Rabbi Shmuley Boteach lost his bid to toss out a defamation lawsuit accusing him of smearing Billionaire Jeff Soffer’s Fontainebleau Miami Beach.
On Sept. 16, U.S. District Judge Michael Moore denied Boteach’s motion to dismiss the complaint, filed by the affiliate of Soffer’s Aventura-based Fontainebleau Development that owns the iconic waterfront resort at 4441 Collins Avenue. The hotel’s ownership entity is seeking punitive damages against Boteach, whose real name is Jacob Shmuel Botach.
In its December 2024 federal complaint, Fontainebleau Miami Beach alleges Boteach spent weeks falsely accusing the 1,504-key hotel’s owner and staff on his social media accounts of condoning antisemitism after he was kicked out following a verbal altercation he had with another resort guest over the Gaza War.
A book author and social media influencer with 1.2 million followers on multiple platforms, Boteach bills himself as “America’s Rabbi” and “the most famous rabbi in America.”
“The court’s 13-page order speaks for itself,” Sean Burstyn, principal of Burstyn Law representing Fontainebleau Miami Beach, told The Real Deal. “The misconduct described therein is egregious, and we’re fully confident that the jury will see it that way.”
John Benford, an attorney representing Boteach, declined comment.
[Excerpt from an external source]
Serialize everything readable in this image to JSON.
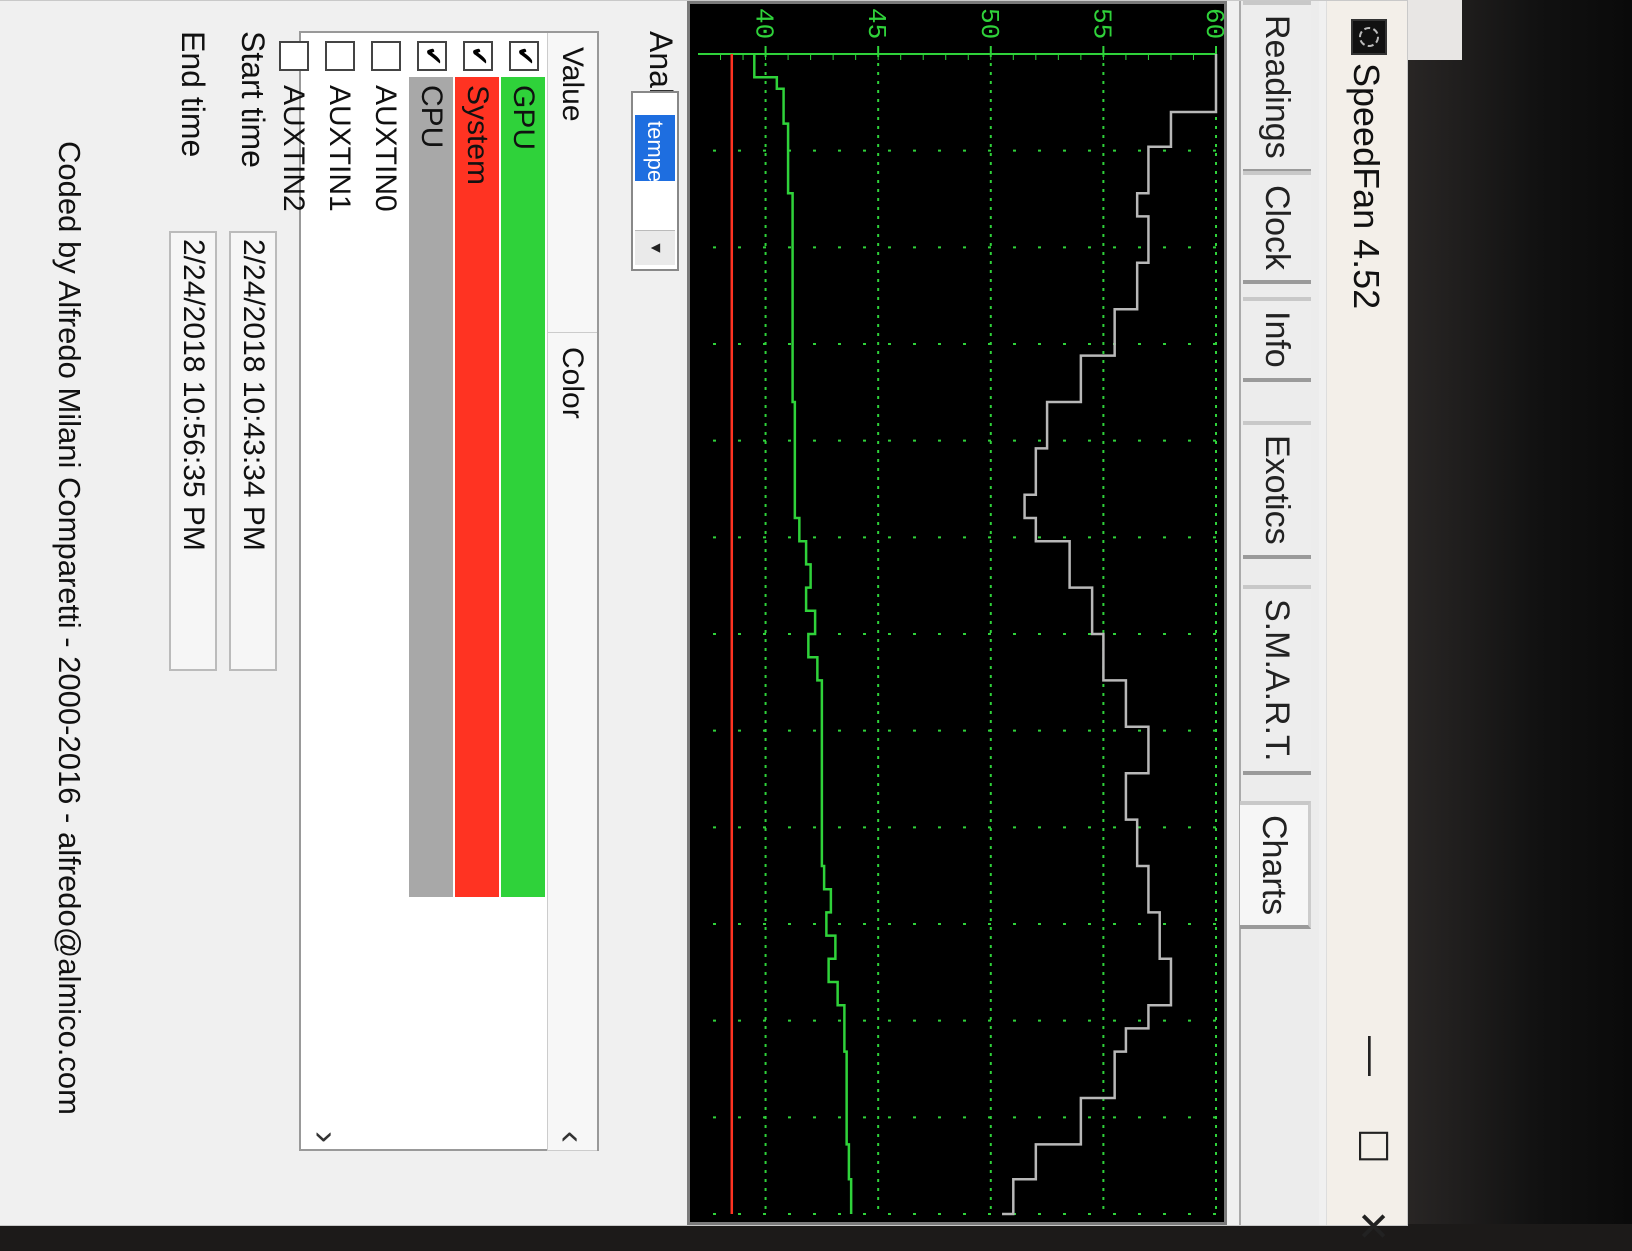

In addition to denying Boteach’s motion to dismiss, Judge Moore also rejected the rabbi’s request that some of Fontainebleau’s allegations be stricken from the court record. Among the allegations Boteach wanted removed included Fontainebleau’s claim that the rabbi “intensified his calls for the public to boycott the hotel on the basis…that the hotel obstructed a police investigation into heinous statements hurled at him.”
Boteach’s beef with Fontainebleau Miami Beach stems from his argument with another hotel guest, a man of Arab descent, on Dec. 2, 2024, court filings show. The two men filmed each other while hurling insults. In a video clip uploaded to Boteach’s Instagram account, the man called the rabbi a ““F*king baby killer.”
The Fontainebleau Miami Beach complaint alleges that Boteach’s video did not include the rabbi making comments about suicide bombers and telling the other guest, “Allahu Akbar? Are you going to blow yourself up or something?” The lawsuit acknowledged that the other guest made heinous comments and “other words that are easily interpreted as anti-Semitic.”
Fontainebleau Miami Beach’s management condemned the other man’s behavior with a public statement shortly after the incident happened, the lawsuit noted. Boteach and the other guest were both banned from the resort.